Казаки с Магалифом, уложив на краю стола спичечный коробок, по очереди подбрасывали его щелчками вверх. Если коробок падал этикеткой вверх, игроку начислялось по два очка, на ребро — пять, на попа — десять очков, тыльной стороной — ноль. Выигрывал тот, кто первым наберет пятьдесят очков.
— Подо что играете, казаки? — оживился Дигаев. — Если под интерес, то я не только сам присоединяюсь, но и Сан Саныча уговорю поиграть в эту интеллектуальную игру.
— Под щелбаны, ваше благородие, играем, — без тени улыбки пояснил Савелий Чух.
— До чего же в нашей среде нравы упали, Сан Саныч, если казак предлагает своему походному атаману, офицеру, игру на щелбаны? Ну, что вы на это сказать можете? Где святые идеалы уважения, почитания и почтения вышестоящих? Вот вам тема для дальнейших раздумий, а может быть, даже для статейки в харбинской газетке. Играйте-ка, братцы, без нас, у вас лбы покрепче, вот и тренируйте их, — милостиво разрешил есаул Дигаев.
Минут двадцать в бараке стоял шум и хохот, под который отсчитывали щелчки.
Из-за полотнища, отделявшего угол комнаты, выглянула Анастасия:
— Господи, потише бы вы ржали, жеребцы, вздремнуть прилегла, так и то не даете минуты спокойной.

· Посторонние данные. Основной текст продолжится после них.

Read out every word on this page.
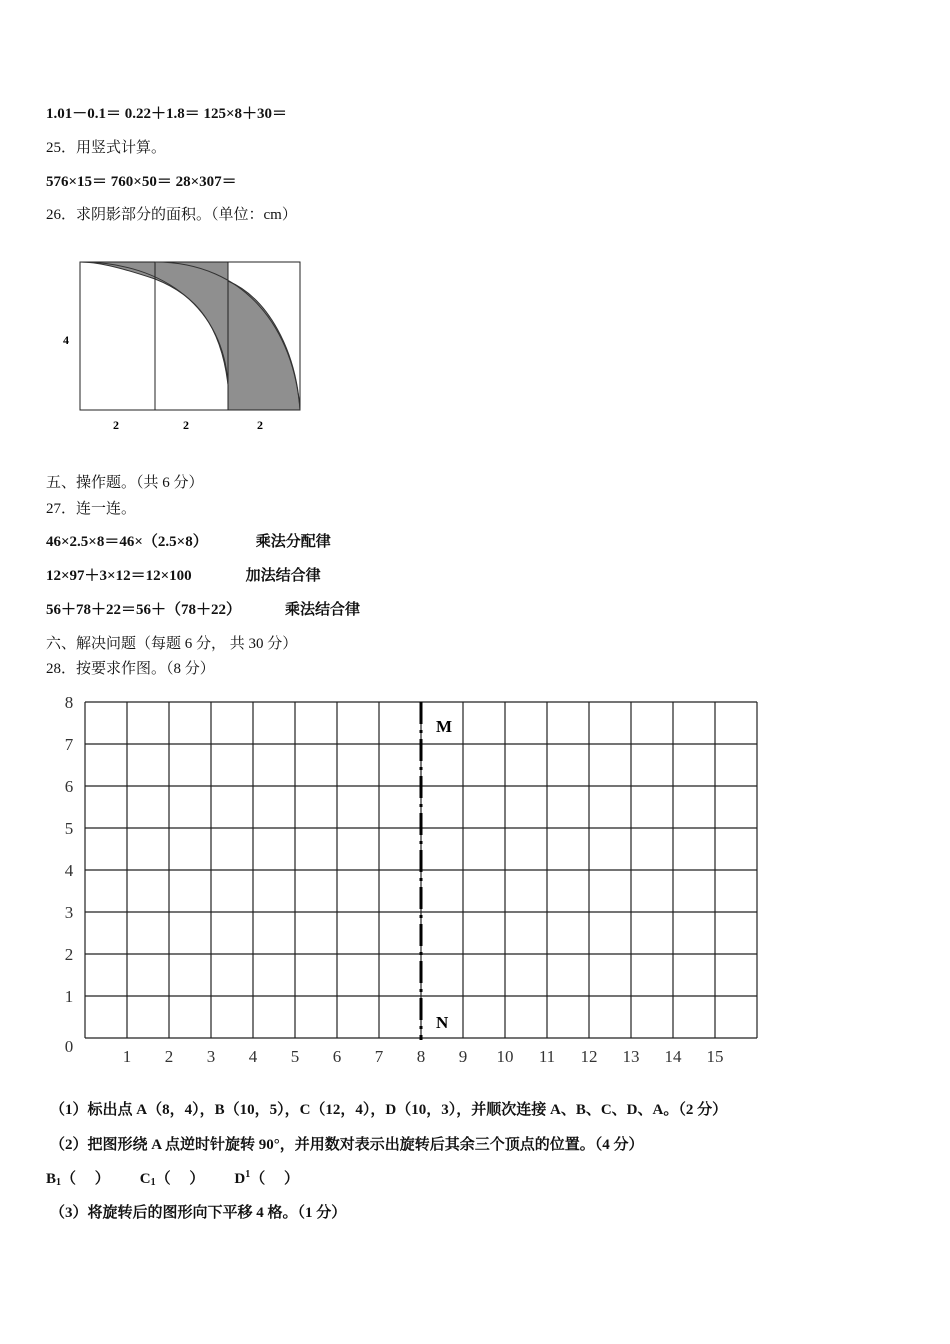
1.01－0.1＝ 0.22＋1.8＝ 125×8＋30＝
25．用竖式计算。
576×15＝ 760×50＝ 28×307＝
26．求阴影部分的面积。（单位：cm）
4
2	2	2
五、操作题。（共 6 分）
27．连一连。
46×2.5×8＝46×（2.5×8）	乘法分配律
12×97＋3×12＝12×100	加法结合律
56＋78＋22＝56＋（78＋22）	乘法结合律
六、解决问题（每题 6 分， 共 30 分）
28．按要求作图。（8 分）
1 2 3 4 5 6 7 8 9 10 11 12 13 14 15
0
1
2
3
4
5
6
7
8
M
N
（1）标出点 A（8，4），B（10，5），C（12，4），D（10，3），并顺次连接 A、B、C、D、A。（2 分）
（2）把图形绕 A 点逆时针旋转 90°，并用数对表示出旋转后其余三个顶点的位置。（4 分）
$B_1$（　 ） $C_1$（　 ） $D^1$（　 ）
（3）将旋转后的图形向下平移 4 格。（1 分）
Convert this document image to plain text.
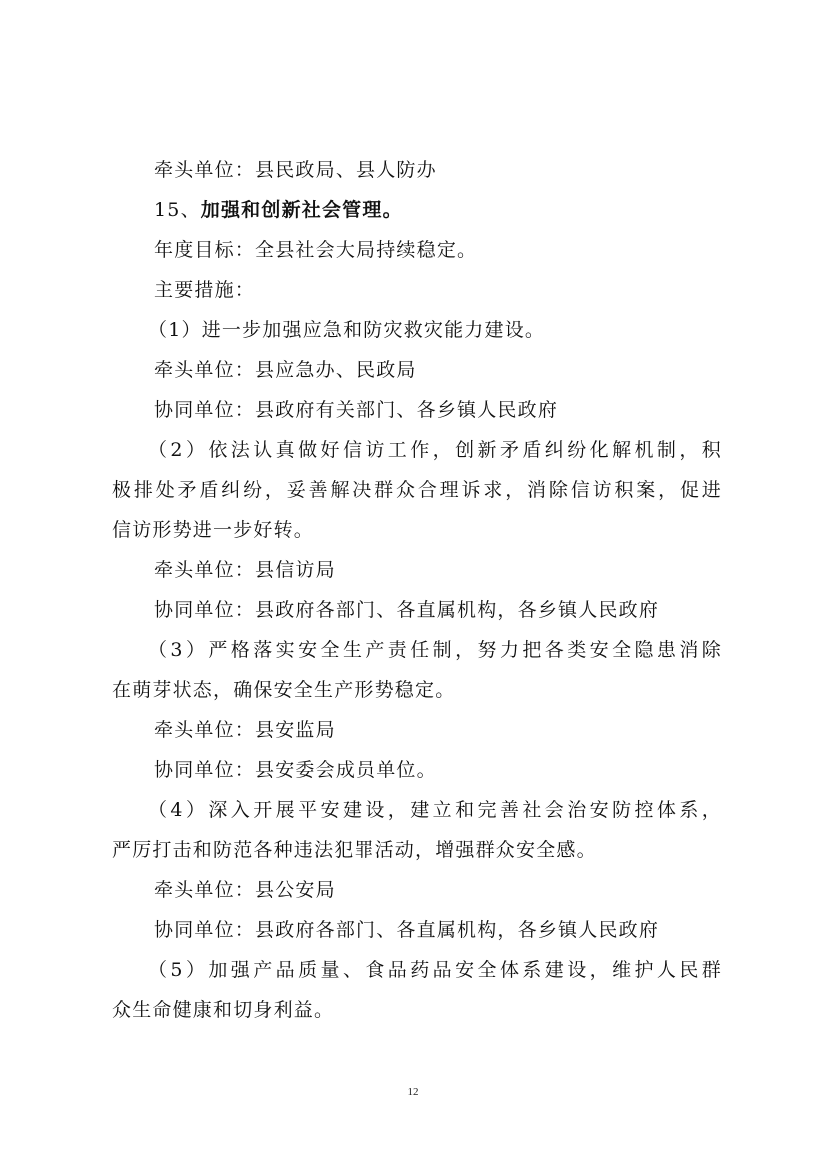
牵头单位：县民政局、县人防办
15、加强和创新社会管理。
年度目标：全县社会大局持续稳定。
主要措施：
（1）进一步加强应急和防灾救灾能力建设。
牵头单位：县应急办、民政局
协同单位：县政府有关部门、各乡镇人民政府
（2）依法认真做好信访工作，创新矛盾纠纷化解机制，积
极排处矛盾纠纷，妥善解决群众合理诉求，消除信访积案，促进
信访形势进一步好转。
牵头单位：县信访局
协同单位：县政府各部门、各直属机构，各乡镇人民政府
（3）严格落实安全生产责任制，努力把各类安全隐患消除
在萌芽状态，确保安全生产形势稳定。
牵头单位：县安监局
协同单位：县安委会成员单位。
（4）深入开展平安建设，建立和完善社会治安防控体系，
严厉打击和防范各种违法犯罪活动，增强群众安全感。
牵头单位：县公安局
协同单位：县政府各部门、各直属机构，各乡镇人民政府
（5）加强产品质量、食品药品安全体系建设，维护人民群
众生命健康和切身利益。
12
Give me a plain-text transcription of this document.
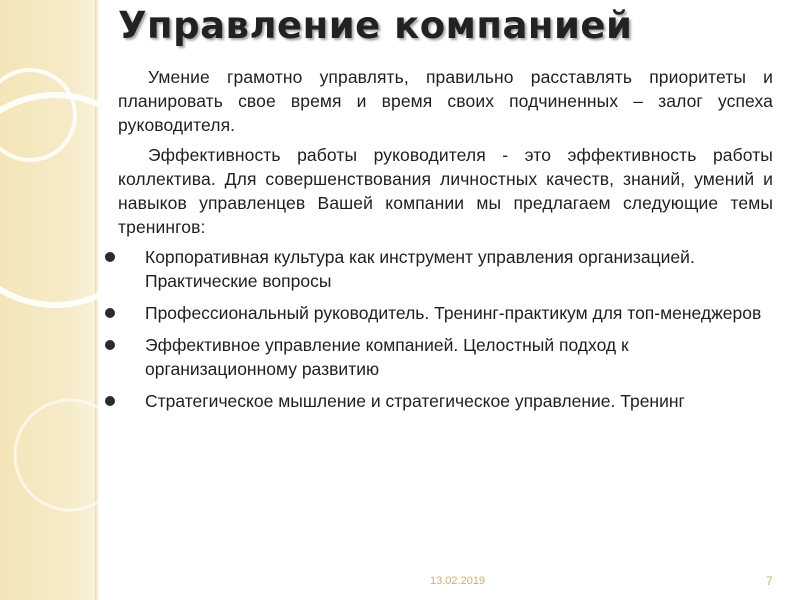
Управление компанией

Умение грамотно управлять, правильно расставлять приоритеты и планировать свое время и время своих подчиненных – залог успеха руководителя.

Эффективность работы руководителя - это эффективность работы коллектива. Для совершенствования личностных качеств, знаний, умений и навыков управленцев Вашей компании мы предлагаем следующие темы тренингов:

Корпоративная культура как инструмент управления организацией. Практические вопросы
Профессиональный руководитель. Тренинг-практикум для топ-менеджеров
Эффективное управление компанией. Целостный подход к организационному развитию
Стратегическое мышление и стратегическое управление. Тренинг
13.02.2019	7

— Ниче, Настя, ночкой поласкает тебя прапорщик, сразу под любой шум заснешь. Аль он тебе уже зараз понадобился? Дык мы отпустим, сей минут, — зубоскалил Ефим Брюхатов. — Нет, станичники, в коробки играть — это детская забава, неинтересно, — поскучнел он, — картишки бы разбросить, дык время вмиг бы пролетело. Ваше благородие, — обратился Брюхатов к есаулу Дигаеву, — может, дозволите разок-другой карты сдать?
Есаул Дигаев на минуту задумался. По его же настоянию группа приняла решение о том, чтобы до тех пор, пока драгоценности не будут в их руках, карты в руки не брать. Но тут вроде бы случай исключительный: метель не утихала, а занятия для людей не было, безделье-то тоже мучительно.
— Ну, ладно, орлы, первый и последний раз разрешаю. А потом до самого окончания кампании ни-ни. Понятно? Сами же голосовали против карт. Да не забудьте, что сейчас я уступил по настоянию общества.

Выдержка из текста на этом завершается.